De rechtbank heeft het tegen het besluit van 16 december 1994 ingestelde
beroep ongegrond verklaard.
Hetgeen van de zijde van appellant in hoger beroep is aangevoerd geeft de Raad
geen aanleiding de aangevallen uitspraak voor onjuist te houden. In aansluiting
op de overwegingen van de rechtbank overweegt de Raad nog het volgende.

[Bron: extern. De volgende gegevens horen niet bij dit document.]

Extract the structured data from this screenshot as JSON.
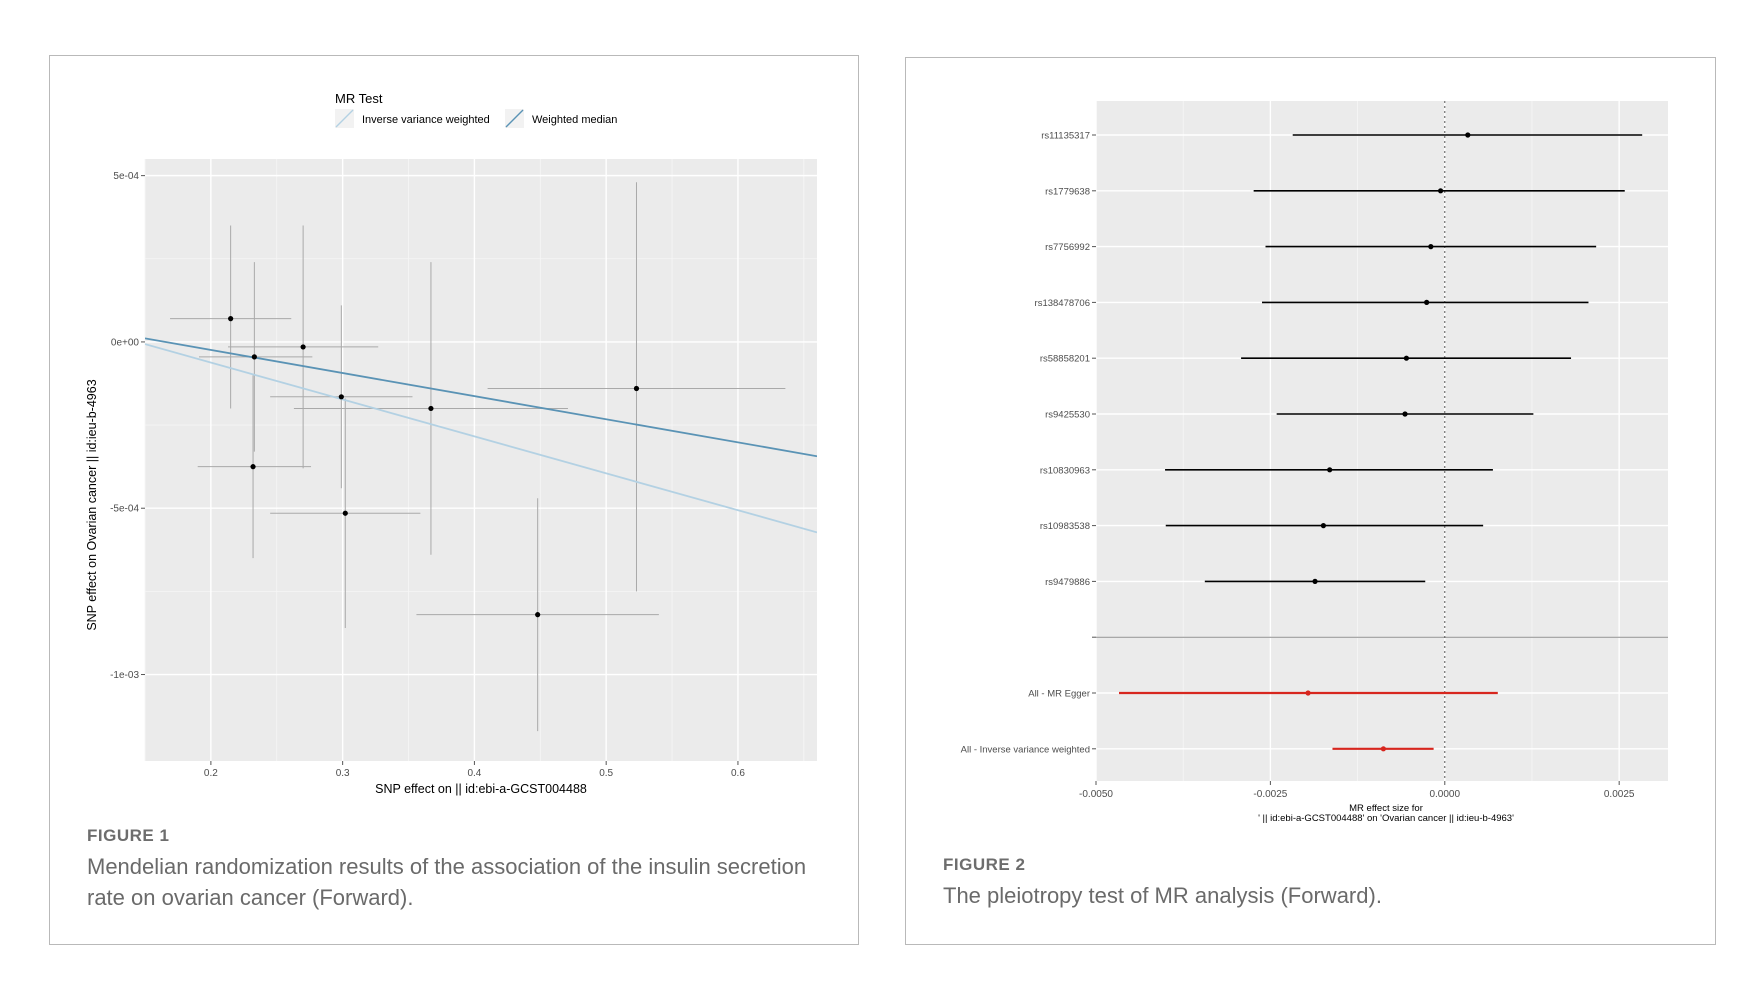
{
  "figures": [
    {
      "label": "FIGURE 1",
      "caption": "Mendelian randomization results of the association of the insulin secretion rate on ovarian cancer (Forward)."
    },
    {
      "label": "FIGURE 2",
      "caption": "The pleiotropy test of MR analysis (Forward)."
    }
  ],
  "chart_data": [
    {
      "type": "scatter",
      "title": "",
      "xlabel": "SNP effect on  || id:ebi-a-GCST004488",
      "ylabel": "SNP effect on Ovarian cancer || id:ieu-b-4963",
      "xlim": [
        0.15,
        0.66
      ],
      "ylim": [
        -0.00126,
        0.00055
      ],
      "x_ticks": [
        0.2,
        0.3,
        0.4,
        0.5,
        0.6
      ],
      "x_tick_labels": [
        "0.2",
        "0.3",
        "0.4",
        "0.5",
        "0.6"
      ],
      "y_ticks": [
        0.0005,
        0,
        -0.0005,
        -0.001
      ],
      "y_tick_labels": [
        "5e-04",
        "0e+00",
        "-5e-04",
        "-1e-03"
      ],
      "grid": true,
      "legend": {
        "title": "MR Test",
        "position": "top",
        "entries": [
          {
            "name": "Inverse variance weighted",
            "color": "#b3d1e3"
          },
          {
            "name": "Weighted median",
            "color": "#5a93b5"
          }
        ]
      },
      "points": [
        {
          "x": 0.215,
          "y": 7e-05,
          "xlo": 0.169,
          "xhi": 0.261,
          "ylo": -0.0002,
          "yhi": 0.00035
        },
        {
          "x": 0.233,
          "y": -4.5e-05,
          "xlo": 0.191,
          "xhi": 0.277,
          "ylo": -0.00033,
          "yhi": 0.00024
        },
        {
          "x": 0.27,
          "y": -1.5e-05,
          "xlo": 0.213,
          "xhi": 0.327,
          "ylo": -0.00038,
          "yhi": 0.00035
        },
        {
          "x": 0.299,
          "y": -0.000165,
          "xlo": 0.245,
          "xhi": 0.353,
          "ylo": -0.00044,
          "yhi": 0.00011
        },
        {
          "x": 0.367,
          "y": -0.0002,
          "xlo": 0.263,
          "xhi": 0.471,
          "ylo": -0.00064,
          "yhi": 0.00024
        },
        {
          "x": 0.523,
          "y": -0.00014,
          "xlo": 0.41,
          "xhi": 0.636,
          "ylo": -0.00075,
          "yhi": 0.00048
        },
        {
          "x": 0.232,
          "y": -0.000375,
          "xlo": 0.19,
          "xhi": 0.276,
          "ylo": -0.00065,
          "yhi": -0.0001
        },
        {
          "x": 0.302,
          "y": -0.000515,
          "xlo": 0.245,
          "xhi": 0.359,
          "ylo": -0.00086,
          "yhi": -0.00017
        },
        {
          "x": 0.448,
          "y": -0.00082,
          "xlo": 0.356,
          "xhi": 0.54,
          "ylo": -0.00117,
          "yhi": -0.00047
        }
      ],
      "lines": [
        {
          "name": "Inverse variance weighted",
          "intercept": 0.00016,
          "slope": -0.00111
        },
        {
          "name": "Weighted median",
          "intercept": 0.000115,
          "slope": -0.000695
        }
      ]
    },
    {
      "type": "forest",
      "title": "",
      "xlabel_lines": [
        "MR effect size for",
        "' || id:ebi-a-GCST004488' on 'Ovarian cancer || id:ieu-b-4963'"
      ],
      "xlim": [
        -0.005,
        0.0032
      ],
      "x_ticks": [
        -0.005,
        -0.0025,
        0,
        0.0025
      ],
      "x_tick_labels": [
        "-0.0050",
        "-0.0025",
        "0.0000",
        "0.0025"
      ],
      "reference_line": 0,
      "grid": true,
      "rows": [
        {
          "label": "rs11135317",
          "est": 0.00033,
          "lo": -0.00218,
          "hi": 0.00283,
          "color": "#000000"
        },
        {
          "label": "rs1779638",
          "est": -6e-05,
          "lo": -0.00274,
          "hi": 0.00258,
          "color": "#000000"
        },
        {
          "label": "rs7756992",
          "est": -0.0002,
          "lo": -0.00257,
          "hi": 0.00217,
          "color": "#000000"
        },
        {
          "label": "rs138478706",
          "est": -0.00026,
          "lo": -0.00262,
          "hi": 0.00206,
          "color": "#000000"
        },
        {
          "label": "rs58858201",
          "est": -0.00055,
          "lo": -0.00292,
          "hi": 0.00181,
          "color": "#000000"
        },
        {
          "label": "rs9425530",
          "est": -0.00057,
          "lo": -0.00241,
          "hi": 0.00127,
          "color": "#000000"
        },
        {
          "label": "rs10830963",
          "est": -0.00165,
          "lo": -0.00401,
          "hi": 0.00069,
          "color": "#000000"
        },
        {
          "label": "rs10983538",
          "est": -0.00174,
          "lo": -0.004,
          "hi": 0.00055,
          "color": "#000000"
        },
        {
          "label": "rs9479886",
          "est": -0.00186,
          "lo": -0.00344,
          "hi": -0.00028,
          "color": "#000000"
        },
        {
          "label": "",
          "est": null,
          "lo": null,
          "hi": null,
          "color": "#000000"
        },
        {
          "label": "All - MR Egger",
          "est": -0.00196,
          "lo": -0.00467,
          "hi": 0.00076,
          "color": "#d7261e"
        },
        {
          "label": "All - Inverse variance weighted",
          "est": -0.00088,
          "lo": -0.00161,
          "hi": -0.00016,
          "color": "#d7261e"
        }
      ]
    }
  ]
}
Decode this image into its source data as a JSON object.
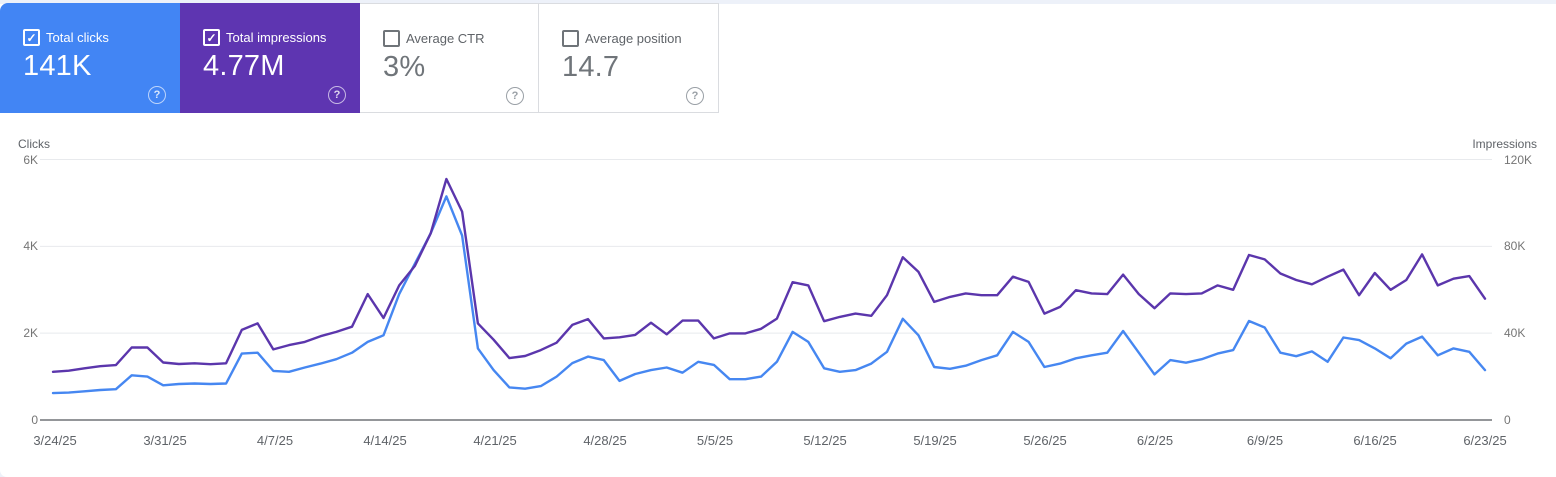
{
  "page_frame_color": "#edf1f9",
  "icons": {
    "checkbox_checked": "✓",
    "help": "?"
  },
  "metric_cards": [
    {
      "label": "Total clicks",
      "value": "141K",
      "selected": true,
      "bg_color": "#4285f4"
    },
    {
      "label": "Total impressions",
      "value": "4.77M",
      "selected": true,
      "bg_color": "#5e35b1"
    },
    {
      "label": "Average CTR",
      "value": "3%",
      "selected": false
    },
    {
      "label": "Average position",
      "value": "14.7",
      "selected": false
    }
  ],
  "chart_data": {
    "type": "line",
    "grid": "horizontal",
    "legend_position": "none",
    "left_axis": {
      "label": "Clicks",
      "ticks": [
        "0",
        "2K",
        "4K",
        "6K"
      ],
      "max": 6000
    },
    "right_axis": {
      "label": "Impressions",
      "ticks": [
        "0",
        "40K",
        "80K",
        "120K"
      ],
      "max": 120000
    },
    "x_tick_labels": [
      "3/24/25",
      "3/31/25",
      "4/7/25",
      "4/14/25",
      "4/21/25",
      "4/28/25",
      "5/5/25",
      "5/12/25",
      "5/19/25",
      "5/26/25",
      "6/2/25",
      "6/9/25",
      "6/16/25",
      "6/23/25"
    ],
    "dates": [
      "3/24",
      "3/25",
      "3/26",
      "3/27",
      "3/28",
      "3/29",
      "3/30",
      "3/31",
      "4/1",
      "4/2",
      "4/3",
      "4/4",
      "4/5",
      "4/6",
      "4/7",
      "4/8",
      "4/9",
      "4/10",
      "4/11",
      "4/12",
      "4/13",
      "4/14",
      "4/15",
      "4/16",
      "4/17",
      "4/18",
      "4/19",
      "4/20",
      "4/21",
      "4/22",
      "4/23",
      "4/24",
      "4/25",
      "4/26",
      "4/27",
      "4/28",
      "4/29",
      "4/30",
      "5/1",
      "5/2",
      "5/3",
      "5/4",
      "5/5",
      "5/6",
      "5/7",
      "5/8",
      "5/9",
      "5/10",
      "5/11",
      "5/12",
      "5/13",
      "5/14",
      "5/15",
      "5/16",
      "5/17",
      "5/18",
      "5/19",
      "5/20",
      "5/21",
      "5/22",
      "5/23",
      "5/24",
      "5/25",
      "5/26",
      "5/27",
      "5/28",
      "5/29",
      "5/30",
      "5/31",
      "6/1",
      "6/2",
      "6/3",
      "6/4",
      "6/5",
      "6/6",
      "6/7",
      "6/8",
      "6/9",
      "6/10",
      "6/11",
      "6/12",
      "6/13",
      "6/14",
      "6/15",
      "6/16",
      "6/17",
      "6/18",
      "6/19",
      "6/20",
      "6/21",
      "6/22",
      "6/23"
    ],
    "series": [
      {
        "name": "Clicks",
        "axis": "left",
        "color": "#4687f1",
        "values": [
          620,
          630,
          660,
          690,
          710,
          1030,
          1000,
          800,
          830,
          840,
          830,
          840,
          1530,
          1550,
          1130,
          1110,
          1210,
          1300,
          1400,
          1550,
          1800,
          1950,
          2900,
          3600,
          4300,
          5150,
          4250,
          1650,
          1150,
          750,
          720,
          780,
          1000,
          1310,
          1460,
          1380,
          900,
          1060,
          1150,
          1210,
          1090,
          1340,
          1270,
          940,
          940,
          1000,
          1340,
          2030,
          1800,
          1190,
          1110,
          1150,
          1300,
          1570,
          2330,
          1950,
          1220,
          1180,
          1250,
          1380,
          1490,
          2030,
          1800,
          1220,
          1300,
          1420,
          1490,
          1550,
          2050,
          1550,
          1050,
          1380,
          1320,
          1400,
          1530,
          1610,
          2280,
          2130,
          1550,
          1470,
          1580,
          1340,
          1900,
          1840,
          1650,
          1420,
          1760,
          1920,
          1490,
          1650,
          1570,
          1150
        ]
      },
      {
        "name": "Impressions",
        "axis": "right",
        "color": "#5b36ac",
        "values": [
          22200,
          22700,
          23800,
          24800,
          25300,
          33400,
          33400,
          26500,
          25800,
          26100,
          25700,
          26100,
          41500,
          44500,
          32500,
          34500,
          36000,
          38600,
          40600,
          43000,
          58000,
          47000,
          62000,
          71000,
          86000,
          111000,
          96000,
          44500,
          37000,
          28500,
          29500,
          32200,
          35600,
          43800,
          46500,
          37600,
          38100,
          39200,
          44800,
          39500,
          45800,
          45800,
          37600,
          39900,
          39900,
          42000,
          46700,
          63500,
          62000,
          45500,
          47500,
          49000,
          48000,
          57500,
          75000,
          68200,
          54400,
          56700,
          58300,
          57500,
          57500,
          66000,
          63600,
          49000,
          52100,
          59800,
          58300,
          58000,
          67000,
          58000,
          51500,
          58300,
          58000,
          58300,
          62000,
          60000,
          76000,
          74000,
          67500,
          64500,
          62500,
          66000,
          69300,
          57500,
          67700,
          60000,
          64500,
          76300,
          62000,
          65100,
          66300,
          55900
        ]
      }
    ]
  }
}
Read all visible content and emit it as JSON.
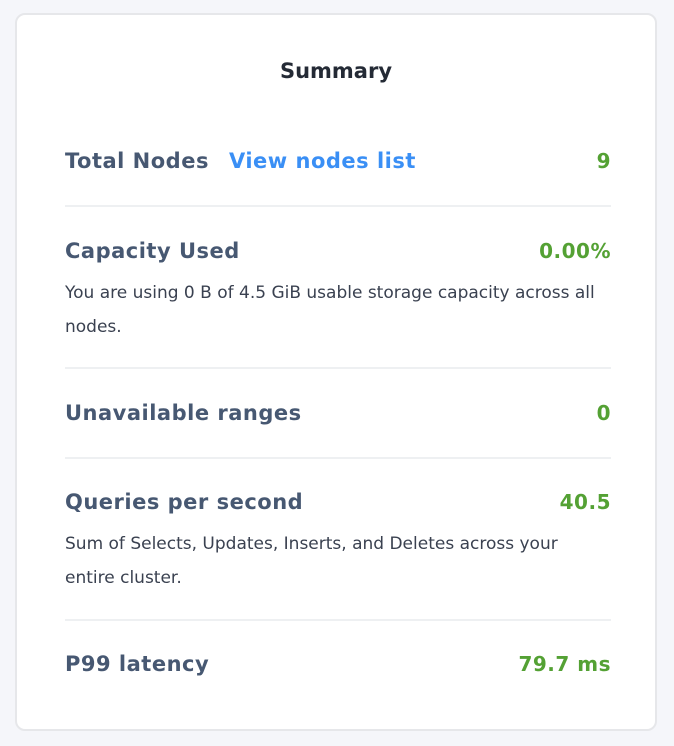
{
  "summary": {
    "title": "Summary",
    "total_nodes": {
      "label": "Total Nodes",
      "link": "View nodes list",
      "value": "9"
    },
    "capacity_used": {
      "label": "Capacity Used",
      "value": "0.00%",
      "description": "You are using 0 B of 4.5 GiB usable storage capacity across all nodes."
    },
    "unavailable_ranges": {
      "label": "Unavailable ranges",
      "value": "0"
    },
    "qps": {
      "label": "Queries per second",
      "value": "40.5",
      "description": "Sum of Selects, Updates, Inserts, and Deletes across your entire cluster."
    },
    "p99": {
      "label": "P99 latency",
      "value": "79.7 ms"
    }
  },
  "colors": {
    "value": "#54a134",
    "link": "#3a8ff5",
    "label": "#475872"
  }
}
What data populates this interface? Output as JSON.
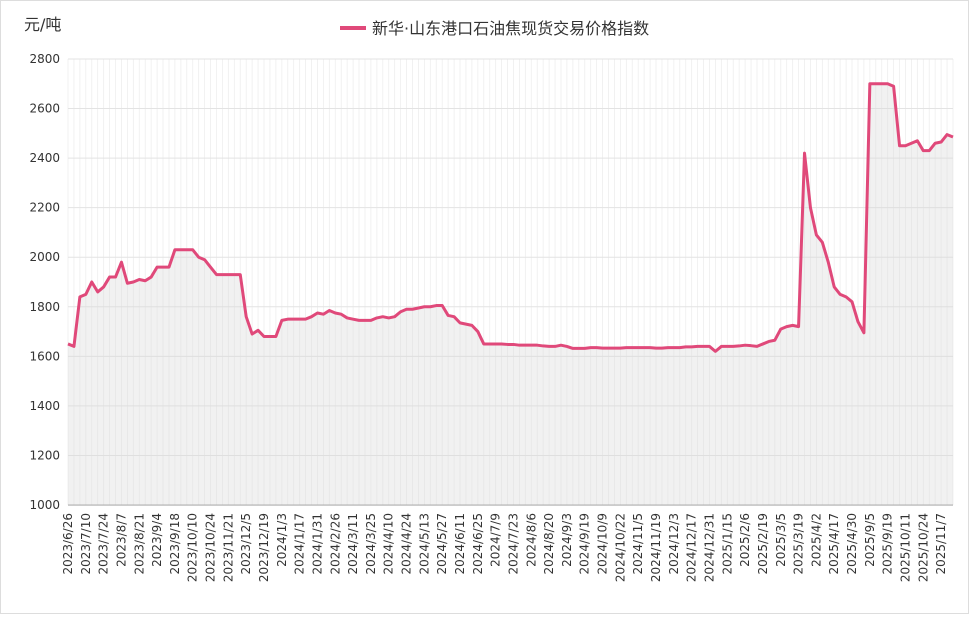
{
  "chart_data": {
    "type": "line",
    "y_label": "元/吨",
    "categories": [
      "2023/6/26",
      null,
      null,
      "2023/7/10",
      null,
      null,
      "2023/7/24",
      null,
      null,
      "2023/8/7",
      null,
      null,
      "2023/8/21",
      null,
      null,
      "2023/9/4",
      null,
      null,
      "2023/9/18",
      null,
      null,
      "2023/10/10",
      null,
      null,
      "2023/10/24",
      null,
      null,
      "2023/11/21",
      null,
      null,
      "2023/12/5",
      null,
      null,
      "2023/12/19",
      null,
      null,
      "2024/1/3",
      null,
      null,
      "2024/1/17",
      null,
      null,
      "2024/1/31",
      null,
      null,
      "2024/2/26",
      null,
      null,
      "2024/3/11",
      null,
      null,
      "2024/3/25",
      null,
      null,
      "2024/4/10",
      null,
      null,
      "2024/4/24",
      null,
      null,
      "2024/5/13",
      null,
      null,
      "2024/5/27",
      null,
      null,
      "2024/6/11",
      null,
      null,
      "2024/6/25",
      null,
      null,
      "2024/7/9",
      null,
      null,
      "2024/7/23",
      null,
      null,
      "2024/8/6",
      null,
      null,
      "2024/8/20",
      null,
      null,
      "2024/9/3",
      null,
      null,
      "2024/9/19",
      null,
      null,
      "2024/10/9",
      null,
      null,
      "2024/10/22",
      null,
      null,
      "2024/11/5",
      null,
      null,
      "2024/11/19",
      null,
      null,
      "2024/12/3",
      null,
      null,
      "2024/12/17",
      null,
      null,
      "2024/12/31",
      null,
      null,
      "2025/1/15",
      null,
      null,
      "2025/2/6",
      null,
      null,
      "2025/2/19",
      null,
      null,
      "2025/3/5",
      null,
      null,
      "2025/3/19",
      null,
      null,
      "2025/4/2",
      null,
      null,
      "2025/4/17",
      null,
      null,
      "2025/4/30",
      null,
      null,
      "2025/9/5",
      null,
      null,
      "2025/9/19",
      null,
      null,
      "2025/10/11",
      null,
      null,
      "2025/10/24",
      null,
      null,
      "2025/11/7",
      null,
      null
    ],
    "series": [
      {
        "name": "新华·山东港口石油焦现货交易价格指数",
        "color": "#e0497a",
        "values": [
          1650,
          1640,
          1840,
          1850,
          1900,
          1860,
          1880,
          1920,
          1920,
          1980,
          1895,
          1900,
          1910,
          1905,
          1920,
          1960,
          1960,
          1960,
          2030,
          2030,
          2030,
          2030,
          2000,
          1990,
          1960,
          1930,
          1930,
          1930,
          1930,
          1930,
          1760,
          1690,
          1705,
          1680,
          1680,
          1680,
          1745,
          1750,
          1750,
          1750,
          1750,
          1760,
          1775,
          1770,
          1785,
          1775,
          1770,
          1755,
          1750,
          1745,
          1745,
          1745,
          1755,
          1760,
          1755,
          1760,
          1780,
          1790,
          1790,
          1795,
          1800,
          1800,
          1805,
          1805,
          1765,
          1760,
          1735,
          1730,
          1725,
          1700,
          1650,
          1650,
          1650,
          1650,
          1648,
          1648,
          1645,
          1645,
          1645,
          1645,
          1642,
          1640,
          1640,
          1645,
          1640,
          1632,
          1632,
          1632,
          1635,
          1635,
          1633,
          1633,
          1633,
          1633,
          1635,
          1635,
          1635,
          1635,
          1635,
          1633,
          1633,
          1635,
          1635,
          1635,
          1638,
          1638,
          1640,
          1640,
          1640,
          1620,
          1640,
          1640,
          1640,
          1642,
          1645,
          1643,
          1640,
          1650,
          1660,
          1665,
          1710,
          1720,
          1725,
          1720,
          2420,
          2200,
          2090,
          2060,
          1980,
          1880,
          1850,
          1840,
          1820,
          1740,
          1695,
          2700,
          2700,
          2700,
          2700,
          2690,
          2450,
          2450,
          2460,
          2470,
          2430,
          2430,
          2460,
          2465,
          2495,
          2485
        ]
      }
    ],
    "ylim": [
      1000,
      2800
    ],
    "yticks": [
      1000,
      1200,
      1400,
      1600,
      1800,
      2000,
      2200,
      2400,
      2600,
      2800
    ],
    "grid": true
  }
}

Uit de ter beschikking staande gegevens kan naar het oordeel van de Raad niet
worden afgeleid dat appellant ten tijde als hier van belang behoorde tot de
personenkring van de Rijksgroepsregeling werkloze werknemers (RWW), zoals
omschreven in artikel 1, aanhef en onder a, van de RWW. Gelet op de
inschrijving van appellant als voltijds universitair student, diens uit de
gedingstukken naar voren komende intentie de door hem aangevangen dagstudie af
te maken en voorts in aanmerking nemend dat hij ook daarop gerichte
studieactiviteiten ontplooide, staat voor de Raad vast dat appellant niet als
een werkloze werknemer kon worden aangemerkt en dus geen recht had op een
uitkering ingevolge de RWW.
In de hier gegeven omstandigheden bestond voor appellant evenmin recht op een
ABW-uitkering. Uit het bepaalde in artikel 3, eerste lid, van het
Scholingsbesluit bijstandsgerechtigden (Stb. 1991, 491) volgt immers dat het
volgen van een scholing of een opleiding in deeltijd- of volledig hoger
beroeps- of wetenschappelijk dagonderwijs niet te verenigen is met
bijstandsverlening, tenzij deze scholing of opleiding noodzakelijk wordt
geacht voor de inschakeling in de arbeid. In de beschikking noodzakelijke
scholing ABW 1991 (Stcrt. 1991, 193, hierna: de beschikking) is uitgewerkt in
welke gevallen het volgen van hoger beroeps- en wetenschappelijk onderwijs
noodzakelijk kan worden geacht voor de inschakeling in de arbeid als bedoeld
in evengenoemd artikellid.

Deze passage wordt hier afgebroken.